Masyarakat NTT Tolak Penempatan Napiter

Masyarakat Nusa Tenggara Timur (NTT) menolak bila tanah mereka dijadikan bunker dan tempat perburuan teroris oleh aparat.


Hal itu dikarenakan, ada sejumlah napi teroris (napiter) yang dititipkan di berbagai Lembaga Pemasyarakatan (LP) maupun Rumah Tahanan (Rutan) di NTT.

"NTT tidak boleh dijadikan bunker bagi para teroris dalam pengejaran aparat. Masyarakat akan bergolak jika itu dilakukan," tegas koordinator Tim Pembela Demokrasi Indonesia (TPDI) Petrus Selestinus dalam keterangannya kepada Kantor Berita Politik RMOL, Minggu (21/5).

Petrus menekankan Gubernur NTT Frans Lebu Raya, kakanwil Pemasyarakatan Kementerian Hukum & HAM RI dan pimpinan Polda NTT perlu mendata ulang dengan cermat semua aktivitas mantan pengurus dan anggota Hizbur Tahrir Indonesia (HTI) di NTT, lalu segera mengembalikan ke daerah asalnya masing-masing.

"Pendataan itu sangat penting. Dikhawatirkan terjadi koneksi antara napiter di sejumlah lapas di NTT dengan para mantan anggota dan pengurus HTI di NTT," jelas advokat senior Peradi yang merupakan putra asli NTT ini .

Menurut Petrus, basis penyebaran dan penguatan sel-sel jaringan teroris di NTT diduga bisa dilakukan melalui  tiga komponen relasi yaitu melalui oknum para mantan anggota atau pengurus HTI, partai politik yang aktif mendukung HTI dan napiter titipan melalui kunjungan keluarga pada waktu berkunjung para napi di Lapas dan atau rutan di NTT.

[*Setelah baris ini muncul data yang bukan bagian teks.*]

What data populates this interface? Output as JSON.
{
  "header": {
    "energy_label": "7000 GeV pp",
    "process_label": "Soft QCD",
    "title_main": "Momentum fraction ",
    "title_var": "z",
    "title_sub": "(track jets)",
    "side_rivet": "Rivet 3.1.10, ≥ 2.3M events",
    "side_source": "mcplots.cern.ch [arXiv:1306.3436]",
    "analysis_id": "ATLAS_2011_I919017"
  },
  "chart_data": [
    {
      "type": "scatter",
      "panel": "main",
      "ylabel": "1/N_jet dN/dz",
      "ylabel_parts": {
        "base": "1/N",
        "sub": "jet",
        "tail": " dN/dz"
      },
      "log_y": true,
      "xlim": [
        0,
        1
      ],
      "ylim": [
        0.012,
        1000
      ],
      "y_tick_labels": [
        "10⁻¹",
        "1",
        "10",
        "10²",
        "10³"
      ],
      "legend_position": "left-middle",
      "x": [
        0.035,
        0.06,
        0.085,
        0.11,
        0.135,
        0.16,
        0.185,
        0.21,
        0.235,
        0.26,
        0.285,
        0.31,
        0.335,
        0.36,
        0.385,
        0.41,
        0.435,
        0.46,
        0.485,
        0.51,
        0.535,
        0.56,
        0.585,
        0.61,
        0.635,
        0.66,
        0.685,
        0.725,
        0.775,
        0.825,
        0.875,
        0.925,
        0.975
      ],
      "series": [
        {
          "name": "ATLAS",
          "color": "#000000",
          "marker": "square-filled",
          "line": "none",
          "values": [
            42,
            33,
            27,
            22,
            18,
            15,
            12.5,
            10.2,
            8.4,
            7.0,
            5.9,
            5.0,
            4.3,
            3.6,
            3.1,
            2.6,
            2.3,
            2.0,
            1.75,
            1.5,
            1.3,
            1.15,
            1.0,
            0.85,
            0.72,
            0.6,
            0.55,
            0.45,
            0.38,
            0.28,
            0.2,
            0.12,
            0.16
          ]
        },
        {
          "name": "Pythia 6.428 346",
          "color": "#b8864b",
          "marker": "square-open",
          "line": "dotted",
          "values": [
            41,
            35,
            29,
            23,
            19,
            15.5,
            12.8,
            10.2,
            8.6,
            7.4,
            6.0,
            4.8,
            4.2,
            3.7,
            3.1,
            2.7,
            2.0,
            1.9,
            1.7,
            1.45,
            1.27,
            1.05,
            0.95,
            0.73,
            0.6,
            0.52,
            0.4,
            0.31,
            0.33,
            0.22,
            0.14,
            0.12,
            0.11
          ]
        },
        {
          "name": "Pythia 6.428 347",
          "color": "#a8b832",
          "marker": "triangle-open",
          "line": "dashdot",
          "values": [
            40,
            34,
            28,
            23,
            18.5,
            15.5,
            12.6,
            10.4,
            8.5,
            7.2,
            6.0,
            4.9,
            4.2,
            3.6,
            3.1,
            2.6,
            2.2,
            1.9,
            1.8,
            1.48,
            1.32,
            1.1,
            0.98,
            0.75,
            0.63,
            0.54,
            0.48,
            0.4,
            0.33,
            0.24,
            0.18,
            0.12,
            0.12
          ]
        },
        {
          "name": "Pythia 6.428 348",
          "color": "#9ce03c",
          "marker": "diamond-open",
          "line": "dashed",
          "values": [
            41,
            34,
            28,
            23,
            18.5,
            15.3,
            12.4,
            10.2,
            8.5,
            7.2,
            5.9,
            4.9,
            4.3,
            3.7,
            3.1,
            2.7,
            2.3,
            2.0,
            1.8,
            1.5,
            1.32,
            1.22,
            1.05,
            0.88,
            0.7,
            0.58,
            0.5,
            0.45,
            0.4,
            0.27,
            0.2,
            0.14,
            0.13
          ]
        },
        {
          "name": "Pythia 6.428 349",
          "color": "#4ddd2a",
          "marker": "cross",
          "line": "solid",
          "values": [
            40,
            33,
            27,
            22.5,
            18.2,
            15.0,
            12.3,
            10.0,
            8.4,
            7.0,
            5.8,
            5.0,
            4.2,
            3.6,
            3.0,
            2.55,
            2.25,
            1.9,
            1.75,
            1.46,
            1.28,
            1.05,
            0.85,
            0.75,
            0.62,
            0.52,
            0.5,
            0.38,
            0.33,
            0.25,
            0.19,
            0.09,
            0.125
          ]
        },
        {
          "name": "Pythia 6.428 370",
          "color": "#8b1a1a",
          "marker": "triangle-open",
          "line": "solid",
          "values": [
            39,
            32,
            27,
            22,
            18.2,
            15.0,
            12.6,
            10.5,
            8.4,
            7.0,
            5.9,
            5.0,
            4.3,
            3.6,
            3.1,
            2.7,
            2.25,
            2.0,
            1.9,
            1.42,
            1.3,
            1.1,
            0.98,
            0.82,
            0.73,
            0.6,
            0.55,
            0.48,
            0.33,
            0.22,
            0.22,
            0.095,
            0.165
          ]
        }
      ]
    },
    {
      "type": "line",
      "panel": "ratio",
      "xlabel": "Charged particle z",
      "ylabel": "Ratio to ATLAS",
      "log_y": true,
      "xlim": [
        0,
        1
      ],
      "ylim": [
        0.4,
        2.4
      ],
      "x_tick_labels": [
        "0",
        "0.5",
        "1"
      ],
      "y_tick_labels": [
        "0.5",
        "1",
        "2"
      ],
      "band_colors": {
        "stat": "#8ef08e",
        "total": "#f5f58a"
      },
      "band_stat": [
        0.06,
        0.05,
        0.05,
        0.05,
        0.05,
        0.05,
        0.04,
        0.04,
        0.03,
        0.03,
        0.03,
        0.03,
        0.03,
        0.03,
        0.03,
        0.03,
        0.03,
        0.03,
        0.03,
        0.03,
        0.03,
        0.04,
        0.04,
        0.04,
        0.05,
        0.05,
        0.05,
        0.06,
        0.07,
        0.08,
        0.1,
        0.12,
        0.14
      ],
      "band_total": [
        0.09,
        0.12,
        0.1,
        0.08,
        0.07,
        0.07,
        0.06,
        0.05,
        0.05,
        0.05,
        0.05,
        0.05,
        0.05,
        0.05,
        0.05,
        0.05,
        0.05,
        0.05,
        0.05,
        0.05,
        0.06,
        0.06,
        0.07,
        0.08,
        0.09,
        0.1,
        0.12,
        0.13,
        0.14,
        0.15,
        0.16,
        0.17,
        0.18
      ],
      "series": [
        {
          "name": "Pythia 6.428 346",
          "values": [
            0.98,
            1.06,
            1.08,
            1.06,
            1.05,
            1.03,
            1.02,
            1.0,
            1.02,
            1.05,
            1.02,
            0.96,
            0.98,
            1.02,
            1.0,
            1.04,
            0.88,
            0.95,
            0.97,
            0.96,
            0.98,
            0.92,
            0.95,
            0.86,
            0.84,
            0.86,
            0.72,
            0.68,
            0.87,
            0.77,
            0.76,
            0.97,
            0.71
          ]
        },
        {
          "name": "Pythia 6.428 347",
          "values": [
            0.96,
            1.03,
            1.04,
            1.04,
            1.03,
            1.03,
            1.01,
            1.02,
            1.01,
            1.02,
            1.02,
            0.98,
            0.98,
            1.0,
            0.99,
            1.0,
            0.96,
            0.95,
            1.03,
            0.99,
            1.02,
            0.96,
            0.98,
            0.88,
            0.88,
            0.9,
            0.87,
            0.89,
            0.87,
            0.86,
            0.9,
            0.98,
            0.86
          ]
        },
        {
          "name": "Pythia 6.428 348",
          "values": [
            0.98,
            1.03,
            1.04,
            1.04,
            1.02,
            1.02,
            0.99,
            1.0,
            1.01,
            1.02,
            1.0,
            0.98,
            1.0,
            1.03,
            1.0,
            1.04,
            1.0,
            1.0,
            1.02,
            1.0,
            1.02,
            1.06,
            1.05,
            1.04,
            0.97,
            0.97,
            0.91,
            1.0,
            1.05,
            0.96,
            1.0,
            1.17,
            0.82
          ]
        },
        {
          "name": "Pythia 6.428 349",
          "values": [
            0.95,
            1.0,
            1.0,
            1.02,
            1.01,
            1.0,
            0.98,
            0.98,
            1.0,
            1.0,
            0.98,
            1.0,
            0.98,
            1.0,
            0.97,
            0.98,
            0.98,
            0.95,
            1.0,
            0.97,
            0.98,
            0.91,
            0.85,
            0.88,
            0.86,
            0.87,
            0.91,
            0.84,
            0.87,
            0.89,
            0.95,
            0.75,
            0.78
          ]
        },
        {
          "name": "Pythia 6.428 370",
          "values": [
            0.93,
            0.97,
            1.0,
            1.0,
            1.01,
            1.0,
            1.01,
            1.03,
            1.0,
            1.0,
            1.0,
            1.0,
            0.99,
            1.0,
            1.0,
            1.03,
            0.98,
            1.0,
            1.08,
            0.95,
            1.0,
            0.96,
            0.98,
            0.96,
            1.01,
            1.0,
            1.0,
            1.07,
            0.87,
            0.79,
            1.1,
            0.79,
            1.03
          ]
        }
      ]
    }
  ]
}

Dalam kondisi seperti ini, kata dia, diperlukan gerakan bersama untuk memotong mata rantai hubungan napiter dengan para mantan anggota dan pengurus HTI.

"Juga perlu memotong hubungan maupun aktivitas parpol pendukung HTI di NTT," ujarnya.

Langkah ini perlu dilakukan karena tidak tertutup kemungkinan aksi-aksi bom bunuh diri yang akhir-akhir muncul kembali, dikhawatirkan menyasar juga ke gereja-gereja di NTT.

"NTT bisa semacam daerah uji coba mereka, karena Jakarta, Surabaya dan kota-kota besar lainnya sudah dikuasasi oleh personil Polri dan TNI. Ruang gerak mereka sudah sempit di kota-kota itu," ujar Petrus.

Petrus mengingatkan, jangan sampai NTT dijadikan daerah alternatif sebagai pilihan bersembunyi atau bunker, dan kemudian melakukan aksi teror untuk menunjukkan eksistensi mereka.

"NTT bisa menjadi salah satu target gerakan teroris, karena di sana banyak gereja yang tidak dijaga secara ketat, seperti halnya gereja-gereja di kota-kota besar lainnya di Indonesia," paparnya.

Petrus menyatakan, keberadaan napiter di sejumlah lapas dan rutan di NTT yang baru diungkap oleh Gubernur Frans di beberapa media masa di Kupang pada Selasa (15/5) lalu, sungguh membuat kaget semua masyarakat di NTT.

"Kami semua kaget. Karena kebijakan penempatan napiter di NTT justru mendekatkan para teroris dengan obyek-obyek yang selama ini menjadi target teroris yaitu gereja dan kantor polisi yang pengamanannya longgar," ujarnya.

Petrus menegaskan, kebijakan itu sangat keliru karena akan mengancam kerukunan hidup umat beragama yang berdampingan secara damai di NTT.

"Belum lagi, kemampuan personil Polri di NTT masih jauh dari memadai. Ingat, yang dihadapi adalah teroris terlatih, bukan dengan penjahat kampung," ujarnya.

Jadi, kata dia, permintaan Gubernur Kepala BIN, Polri dan Petugas di Lembaga Pemasyarakatan (LP) dan Rumah Tahanan di NTT yang terdapat titipan napiter agar dipantau dan diawasi secara ketat, tidak tepat.

Bagi Petrus, permintaan itu tidak sesuai dengan potensi arus masuknya jaringan teroris ke NTT yang hendak menyamarkan aktivitas mereka.

Asal tahu saja, lanjut dia, masyarakat di sejumlah tempat seperti di Jawa Tengah, Jawa Timur dan lain-lainnya menolak jenazah teroris untuk dimakamkan di tempat pemakaman umum di daerahnya.

"Itu  harus dimaknai bahwa masyarakat telah memahami bahwa teroris sebagai musuh bersama," ujar Petrus.